I read with interest Shimkin and colleagues’ evaluation of the Underserved Pathway (UP) at the University of Washington School of Medicine, which used propensity score matching (PSM) to examine the association of UP participation with career outcomes.1
PSM is an elegant approach to handling self-selection into voluntary programs in statistical analysis comparing outcomes between program participants and non-participants. By limiting the sample to “cases” (UP participants) and matched “controls” (non-UP participants who had a similar “propensity” to have participated in the program, based on other characteristics), PSM can reduce confounding bias in a different manner than single-equation techniques, such as multivariable regression of career outcomes on UP participation.2 However, after PSM is used to create the matched sample, analyses are still subject to confounding by unobserved variables, special methods are needed to analyze the matched sample correctly, and special limitations apply to the conclusions from this analysis.2,3
Fundamentally, throwing away “unmatched” controls trades off a smaller sample size (384, relative to the initial 2,027 students) for arguably lower bias in the estimate of the UP effect.4 The latter point is critical. A propensity-matched sample should be used only for estimating the effect of the primary exposure (UP participation) on one or more outcomes. Therefore, among the odds ratios (ORs) shown in Tables 2‐5, only the OR for UP participation can be considered generalizable. The other ORs, for example, OR of “race” in Table 3, are not generalizable to the school’s graduates (let alone to other institutions), because they are calculated from a sample purposefully selected to be balanced on the propensity of participating in UP. Conclusions about other drivers of specialty choice and practice location, apart from UP participation, are likely to be different if those exposures were studied in the entire original sample, or if each exposure were studied separately with its own PSM analysis.

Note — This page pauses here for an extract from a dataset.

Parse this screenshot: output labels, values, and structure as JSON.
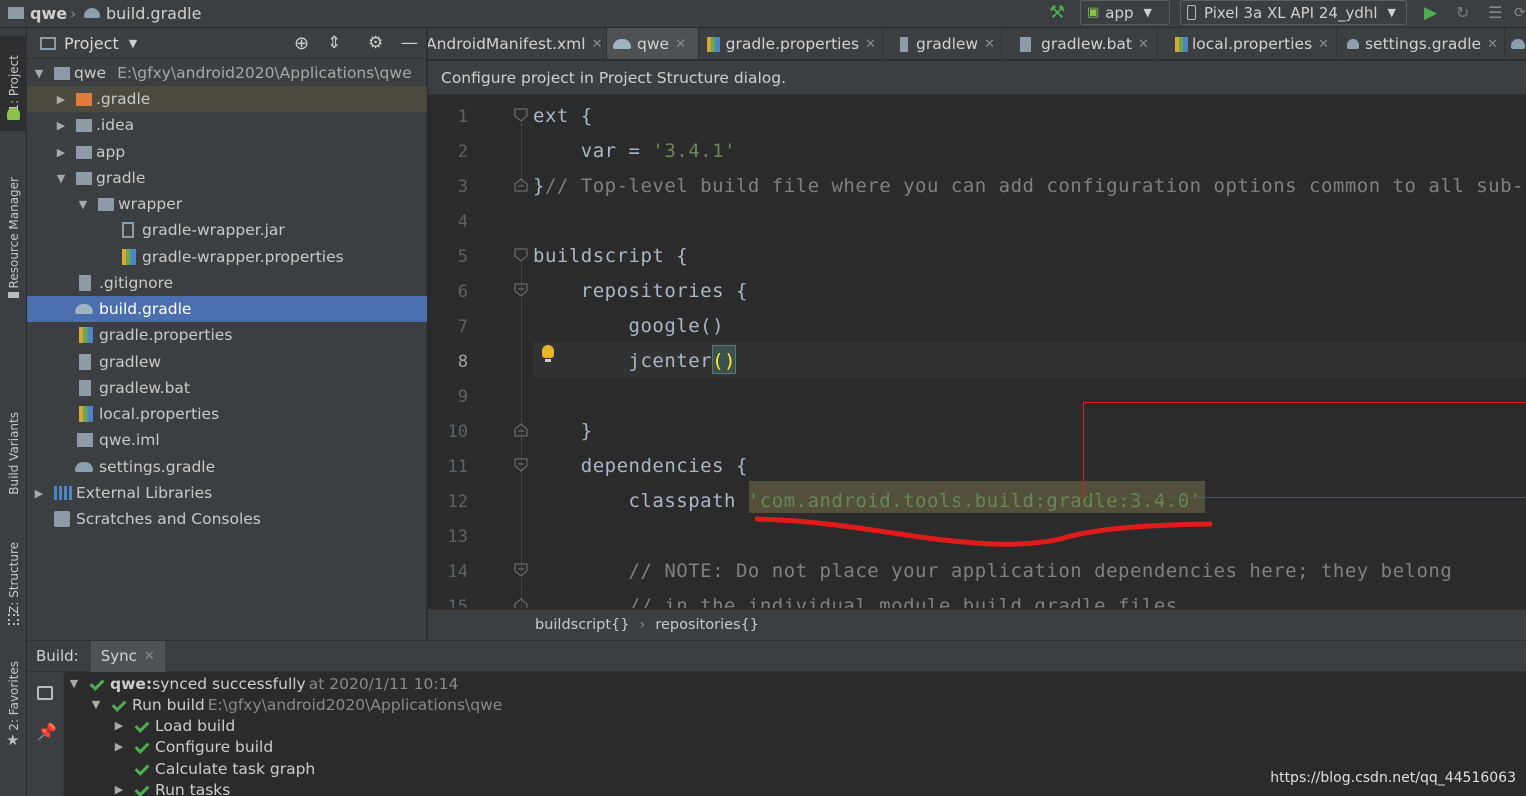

The implementation of PSM in this study would have benefitted from two other technical modifications, as described in more detail in prior literature on this method.2,3,5 First, the balance of covariates in the matched sample (Table 1), should have been analyzed using standardized differences (which are not sensitive to sample size), rather than null hypothesis testing methods, such as analysis of variance (where an educationally significant difference could appear to not be “statistically significant” if the sample size were small enough). Second, multivariable analyses of each outcome should have accounted for the matched, or clustered, nature of the sample. A conventional logistic regression, for example, assumes that all observations were sampled independently of one another. In this case, conditional (or “fixed-effects”) logistic regression should have been used to reflect the fact that each control was selected to match a specific case.
PSM is a powerful tool for reducing the confounding bias that vexes many medical education projects. Yet, results from PSM must be interpreted with caution, and its singular purpose can make it unsuitable for broader research questions, such as asking which among many exposures can predict a certain outcome.